The following vision-specific loss functions are implemented:

`complete_box_iou_loss`(boxes1, boxes2[, ...])	Gradient-friendly IoU loss with an additional penalty that is non-zero when the boxes do not overlap.
`distance_box_iou_loss`(boxes1, boxes2[, ...])	Gradient-friendly IoU loss with an additional penalty that is non-zero when the distance between boxes' centers isn't zero.
`generalized_box_iou_loss`(boxes1, boxes2[, ...])	Gradient-friendly IoU loss with an additional penalty that is non-zero when the boxes do not overlap and scales with the size of their smallest enclosing box.
`sigmoid_focal_loss`(inputs, targets[, alpha, ...])	Loss used in RetinaNet for dense detection: https://arxiv.org/abs/1708.02002.

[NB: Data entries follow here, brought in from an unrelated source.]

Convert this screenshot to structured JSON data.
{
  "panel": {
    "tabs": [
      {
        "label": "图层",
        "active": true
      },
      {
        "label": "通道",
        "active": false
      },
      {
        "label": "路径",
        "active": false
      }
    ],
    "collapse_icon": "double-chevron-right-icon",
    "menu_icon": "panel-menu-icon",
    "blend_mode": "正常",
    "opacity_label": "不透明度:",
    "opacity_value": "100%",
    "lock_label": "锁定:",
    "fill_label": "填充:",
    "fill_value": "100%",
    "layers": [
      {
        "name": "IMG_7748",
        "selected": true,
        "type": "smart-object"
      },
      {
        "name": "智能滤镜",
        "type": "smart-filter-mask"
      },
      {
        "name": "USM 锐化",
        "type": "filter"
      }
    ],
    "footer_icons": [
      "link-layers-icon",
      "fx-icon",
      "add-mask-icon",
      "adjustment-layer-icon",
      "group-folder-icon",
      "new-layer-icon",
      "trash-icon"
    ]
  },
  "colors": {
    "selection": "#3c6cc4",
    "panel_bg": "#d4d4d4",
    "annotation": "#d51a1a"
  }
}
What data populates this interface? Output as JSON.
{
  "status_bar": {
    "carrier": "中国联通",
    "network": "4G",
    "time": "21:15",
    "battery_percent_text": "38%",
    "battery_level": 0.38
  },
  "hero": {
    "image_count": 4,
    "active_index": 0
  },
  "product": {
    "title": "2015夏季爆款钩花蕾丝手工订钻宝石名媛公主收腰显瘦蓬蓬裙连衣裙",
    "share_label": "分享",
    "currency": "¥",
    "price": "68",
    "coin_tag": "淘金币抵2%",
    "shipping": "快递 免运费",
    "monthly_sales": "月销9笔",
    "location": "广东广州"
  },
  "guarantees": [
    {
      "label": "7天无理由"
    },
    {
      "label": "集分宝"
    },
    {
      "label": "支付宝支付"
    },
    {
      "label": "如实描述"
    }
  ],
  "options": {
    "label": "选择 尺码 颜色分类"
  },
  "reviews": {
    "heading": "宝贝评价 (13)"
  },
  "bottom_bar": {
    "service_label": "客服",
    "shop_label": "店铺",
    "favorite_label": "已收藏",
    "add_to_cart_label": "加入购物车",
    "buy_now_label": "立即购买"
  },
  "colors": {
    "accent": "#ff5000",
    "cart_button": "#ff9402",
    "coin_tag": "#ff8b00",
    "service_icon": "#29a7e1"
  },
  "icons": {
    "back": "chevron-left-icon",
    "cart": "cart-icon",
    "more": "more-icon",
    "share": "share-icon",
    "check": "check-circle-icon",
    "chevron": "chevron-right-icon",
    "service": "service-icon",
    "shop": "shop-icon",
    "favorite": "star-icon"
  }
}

TorchVision provides commonly used building blocks as layers:

`Conv2dNormActivation`(in_channels, ...)	Configurable block used for Convolution2d-Normalization-Activation blocks.
`Conv3dNormActivation`(in_channels, ...)	Configurable block used for Convolution3d-Normalization-Activation blocks.
`DeformConv2d`(in_channels, out_channels, ...)	See `deform_conv2d()`.
`DropBlock2d`(p, block_size[, inplace, eps])	See `drop_block2d()`.
`DropBlock3d`(p, block_size[, inplace, eps])	See `drop_block3d()`.
`FrozenBatchNorm2d`(num_features[, eps])	BatchNorm2d where the batch statistics and the affine parameters are fixed
`MLP`(in_channels, hidden_channels, ...)	This block implements the multi-layer perceptron (MLP) module.
`Permute`(dims)	This module returns a view of the tensor input with its dimensions permuted.
`SqueezeExcitation`(input_channels, ...)	This block implements the Squeeze-and-Excitation block from https://arxiv.org/abs/1709.01507 (see Fig.
`StochasticDepth`(p, mode)	See `stochastic_depth()`.

`deform_conv2d`(input, offset, weight[, bias, ...])	Performs Deformable Convolution v2, described in Deformable ConvNets v2: More Deformable, Better Results if `mask` is not `None` and Performs Deformable Convolution, described in Deformable Convolutional Networks if `mask` is `None`.
`drop_block2d`(input, p, block_size[, ...])	Implements DropBlock2d from "DropBlock: A regularization method for convolutional networks" <https://arxiv.org/abs/1810.12890>.
`drop_block3d`(input, p, block_size[, ...])	Implements DropBlock3d from "DropBlock: A regularization method for convolutional networks" <https://arxiv.org/abs/1810.12890>.
`stochastic_depth`(input, p, mode[, training])	Implements the Stochastic Depth from "Deep Networks with Stochastic Depth" used for randomly dropping residual branches of residual architectures.